The stories we tell ourselves are really important. Most of us over excaudate when sharing stories with other people, we like to embellish to make the tale more fascinating. However, we can often tell tales to ourselves to give us excuses not to make the right decision and to justify a wrong one.
 There are also things we tell ourselves about our own capacity to cope with situations. When I hear these coming from clients, I know this is an inner voice mantra that has started. Mantras are very powerful; we understand the power of affirmations, an affirmation is repeated giving yourself positive reinforcement through words. Yet when we give negative reinforcement, we are keeping ourselves from embracing the future. Often that fear of the future is the very point of a negative mantra, if I keep telling myself I can’t cope, I won’t have to. We don’t get to choose how the power of the negative mantra shows up in life, but if you repeatedly tell your body, mind and emotions that you can’t do something, it will prove you right. So here are my top five things I hear clients tell themselves that aren’t true.

  • I’m having a break down
  • I feel like killing myself
  • My life is a disaster
  • I can’t get over…
  • Everything I do turns to shit

Why do I think these things are not true? The person sitting in front of me is talking about another aspect of themselves. For example when someone tells me they are depressed, the person speaking isn’t depressed, for if they were, they would be too depressed to tell me. The person speaking is the fixer, the one who has come to fix the other aspect of themselves they are talking about.
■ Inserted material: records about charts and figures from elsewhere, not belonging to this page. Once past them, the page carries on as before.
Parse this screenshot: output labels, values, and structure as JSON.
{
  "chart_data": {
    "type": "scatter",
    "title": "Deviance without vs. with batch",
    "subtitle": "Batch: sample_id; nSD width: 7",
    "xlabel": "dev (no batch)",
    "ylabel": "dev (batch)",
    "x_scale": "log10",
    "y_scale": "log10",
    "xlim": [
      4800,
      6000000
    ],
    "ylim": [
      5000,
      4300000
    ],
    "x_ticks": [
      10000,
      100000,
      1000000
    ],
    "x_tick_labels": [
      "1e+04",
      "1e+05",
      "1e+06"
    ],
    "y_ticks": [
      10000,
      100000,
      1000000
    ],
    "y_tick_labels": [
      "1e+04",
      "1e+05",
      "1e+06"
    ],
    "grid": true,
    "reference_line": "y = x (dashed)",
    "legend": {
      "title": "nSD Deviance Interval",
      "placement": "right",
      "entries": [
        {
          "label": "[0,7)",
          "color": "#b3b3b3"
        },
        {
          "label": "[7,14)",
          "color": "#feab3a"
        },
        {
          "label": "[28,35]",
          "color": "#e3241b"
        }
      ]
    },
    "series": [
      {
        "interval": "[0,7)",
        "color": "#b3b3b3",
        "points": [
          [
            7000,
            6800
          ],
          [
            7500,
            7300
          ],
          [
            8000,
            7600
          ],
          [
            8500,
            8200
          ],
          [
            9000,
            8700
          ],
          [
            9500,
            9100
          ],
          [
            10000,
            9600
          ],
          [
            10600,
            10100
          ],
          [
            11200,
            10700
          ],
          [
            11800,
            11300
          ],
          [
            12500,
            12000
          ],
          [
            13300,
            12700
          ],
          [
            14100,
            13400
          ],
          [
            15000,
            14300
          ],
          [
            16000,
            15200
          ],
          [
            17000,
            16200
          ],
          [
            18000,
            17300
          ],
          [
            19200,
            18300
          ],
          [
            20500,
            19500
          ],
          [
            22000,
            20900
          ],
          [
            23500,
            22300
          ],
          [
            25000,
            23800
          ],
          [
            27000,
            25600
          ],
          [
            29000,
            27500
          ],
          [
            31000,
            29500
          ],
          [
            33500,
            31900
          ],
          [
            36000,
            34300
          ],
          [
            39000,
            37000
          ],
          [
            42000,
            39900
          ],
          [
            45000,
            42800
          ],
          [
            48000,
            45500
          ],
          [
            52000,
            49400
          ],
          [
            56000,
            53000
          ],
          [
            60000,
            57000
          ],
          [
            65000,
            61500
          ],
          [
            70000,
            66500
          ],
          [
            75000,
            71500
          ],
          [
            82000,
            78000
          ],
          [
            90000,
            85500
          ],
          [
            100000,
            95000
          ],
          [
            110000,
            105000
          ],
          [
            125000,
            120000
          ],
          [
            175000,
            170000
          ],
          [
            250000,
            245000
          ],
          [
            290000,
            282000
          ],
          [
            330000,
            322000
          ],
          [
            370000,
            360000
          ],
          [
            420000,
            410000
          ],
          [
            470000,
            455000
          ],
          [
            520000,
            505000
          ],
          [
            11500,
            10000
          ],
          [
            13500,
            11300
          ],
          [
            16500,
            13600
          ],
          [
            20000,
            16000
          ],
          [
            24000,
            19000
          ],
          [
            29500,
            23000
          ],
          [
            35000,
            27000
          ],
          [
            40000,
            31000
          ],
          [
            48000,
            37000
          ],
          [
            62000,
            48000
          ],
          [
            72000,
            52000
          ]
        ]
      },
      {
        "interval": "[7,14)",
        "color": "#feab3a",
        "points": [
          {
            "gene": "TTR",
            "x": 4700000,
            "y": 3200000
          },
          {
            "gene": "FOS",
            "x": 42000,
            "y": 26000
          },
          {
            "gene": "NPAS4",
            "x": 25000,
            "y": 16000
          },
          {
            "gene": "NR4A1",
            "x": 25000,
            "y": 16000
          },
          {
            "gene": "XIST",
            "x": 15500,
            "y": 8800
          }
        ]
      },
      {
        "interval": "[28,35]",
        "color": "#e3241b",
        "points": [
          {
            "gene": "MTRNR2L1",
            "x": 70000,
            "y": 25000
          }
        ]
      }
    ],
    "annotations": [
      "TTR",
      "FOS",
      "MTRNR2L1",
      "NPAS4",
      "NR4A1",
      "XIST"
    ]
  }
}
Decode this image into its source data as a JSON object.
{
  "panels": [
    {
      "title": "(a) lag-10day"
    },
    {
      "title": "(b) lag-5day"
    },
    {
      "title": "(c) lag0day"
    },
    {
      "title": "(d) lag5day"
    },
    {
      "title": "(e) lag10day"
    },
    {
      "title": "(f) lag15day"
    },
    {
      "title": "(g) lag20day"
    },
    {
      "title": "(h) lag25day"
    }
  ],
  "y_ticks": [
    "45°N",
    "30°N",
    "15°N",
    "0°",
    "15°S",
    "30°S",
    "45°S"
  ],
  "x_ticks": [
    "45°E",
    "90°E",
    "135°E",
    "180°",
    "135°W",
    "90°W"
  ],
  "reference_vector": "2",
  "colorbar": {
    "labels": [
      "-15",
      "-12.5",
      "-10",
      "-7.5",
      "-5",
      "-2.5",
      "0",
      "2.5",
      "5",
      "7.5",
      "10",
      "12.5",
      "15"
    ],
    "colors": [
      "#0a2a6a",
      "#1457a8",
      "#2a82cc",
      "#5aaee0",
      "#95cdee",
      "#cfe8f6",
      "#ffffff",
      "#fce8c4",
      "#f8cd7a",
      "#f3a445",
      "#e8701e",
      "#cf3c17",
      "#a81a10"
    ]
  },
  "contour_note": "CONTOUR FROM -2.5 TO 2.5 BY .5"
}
Strangely the more the fixer tells the story of their broken self, the more the fixer starts to believe it, until the fixer also becomes broken. When we start to focus on the fixer, not the problem, we see we have all we need to change how we feel. Another archetype for this would be ‘frightened child and parent’. The child says ‘I am scared of the world, its dark!’ The parent say’s ‘It’s night time and tomorrow the sun will rise’. Sure enough in every period of darkness we have to remember that light always comes. Every impasse is followed by grace. The light takes longer to shine In our lives, when we stop looking for it and become obsessed with changing the darkness. A better metaphor might be: you can’t rush winter; every season like every emotion has its place. By moaning about the winter and making an inner voice story, only makes it feel like it lasts longer than the spring.